Indigenous Evaluation &

Data Sovereignty Sessions

Reclaim the Story of Your Impact

Your community’s success cannot always be captured by numbers alone.

This series will help you build evaluation practices that honor relationships, lived experience, community knowledge, and Indigenous ways of understanding impact—while still producing the information funders need

Led by Dr. Sofia Locklear, this four-part learning experience will help participants build culturally grounded, community-centered evaluation practices while also meeting funder requirements. Through two prerecorded videos and two interactive live workshops, participants will explore Indigenous evaluation frameworks, Indigenous data sovereignty, meaningful measurement, and practical strategies for creating evaluation systems that are both useful and sustainable.

Dr. Sofia Locklear is an enrolled member of the Lumbee Tribe of North Carolina and an Assistant Professor of Sociology at the University of Toronto Mississauga. She is also a CIFAR Global Scholar.

Her work sits at the intersection of Indigenous evaluation methodologies, Indigenous data sovereignty, and public health. Drawing from her experience with the Urban Indian Health Institute, Dr. Locklear specializes in helping organizations bridge traditional knowledge, community priorities, and contemporary reporting requirements so Indigenous stories are represented accurately, respectfully, and with dignity.

Pre-recorded Webinars

Prerecorded Video 1: Indigenous Evaluation

Released July 15, 2026

Video 1 explores why evaluation matters, how evaluation can reflect Indigenous values, and how organizations can remain accountable to both their communities and their funders.

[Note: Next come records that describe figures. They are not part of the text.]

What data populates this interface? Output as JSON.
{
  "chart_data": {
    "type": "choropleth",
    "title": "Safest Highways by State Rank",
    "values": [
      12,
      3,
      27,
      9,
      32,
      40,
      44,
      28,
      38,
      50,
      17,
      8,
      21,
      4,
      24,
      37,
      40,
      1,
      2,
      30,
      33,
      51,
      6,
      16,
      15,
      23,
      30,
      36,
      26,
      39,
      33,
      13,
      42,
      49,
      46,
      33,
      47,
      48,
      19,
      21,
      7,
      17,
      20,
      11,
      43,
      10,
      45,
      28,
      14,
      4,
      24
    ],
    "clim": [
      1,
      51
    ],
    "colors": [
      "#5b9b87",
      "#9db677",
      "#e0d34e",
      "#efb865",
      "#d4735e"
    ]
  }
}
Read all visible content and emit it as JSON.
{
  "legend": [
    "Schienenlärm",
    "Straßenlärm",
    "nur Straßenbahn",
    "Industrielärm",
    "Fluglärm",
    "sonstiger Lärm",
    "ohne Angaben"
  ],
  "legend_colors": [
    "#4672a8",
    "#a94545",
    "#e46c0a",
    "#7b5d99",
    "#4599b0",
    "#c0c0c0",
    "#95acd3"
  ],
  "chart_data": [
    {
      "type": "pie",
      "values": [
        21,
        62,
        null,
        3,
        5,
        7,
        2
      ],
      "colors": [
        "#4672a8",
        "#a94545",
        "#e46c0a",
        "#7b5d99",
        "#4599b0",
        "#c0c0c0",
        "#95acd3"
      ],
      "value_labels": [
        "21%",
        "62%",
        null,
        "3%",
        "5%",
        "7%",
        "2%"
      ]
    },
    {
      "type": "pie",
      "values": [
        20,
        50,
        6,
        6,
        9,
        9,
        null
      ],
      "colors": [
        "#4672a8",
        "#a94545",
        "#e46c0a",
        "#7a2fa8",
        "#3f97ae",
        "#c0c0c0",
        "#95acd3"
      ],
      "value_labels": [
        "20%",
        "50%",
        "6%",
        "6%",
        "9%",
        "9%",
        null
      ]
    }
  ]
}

Prerecorded Video 2: Indigenous Data

Released July 15, 2026

Video 2 introduces Indigenous data, culturally relevant measurement, and accessible ways to collect and manage information.

Live Interactive Sessions

Live Session 1: Designing Community-Centered Evaluations

July 29, 2026
9:00 a.m. Hawaiʻi Time
90–120 minutes

This interactive workshop provides a practical framework for transforming strategic plans and program goals into meaningful evaluation systems.

Participants will develop culturally grounded evaluation questions, identify measurable outcomes and indicators, and begin creating evaluation plans that integrate program objectives, community priorities, and Indigenous data sovereignty principles.

By the end of the session, participants will have tools to measure impact in ways that are both funder-ready and community-centered.

Live Session 2: Streamlining Evaluation and Reporting

August 12, 2026
9:00 a.m. Hawaiʻi Time
90–120 minutes

Managing multiple funder requirements can create significant reporting burdens for Indigenous and Native-serving organizations.

This session will help participants develop a more cohesive organizational approach to evaluation and reporting. Participants will explore strategies for aligning multiple funder expectations, reducing duplication, strengthening data management practices, and integrating evaluation into daily operations.

The session will also focus on using evaluation findings to improve programs, communicate impact, and support organizational sustainability.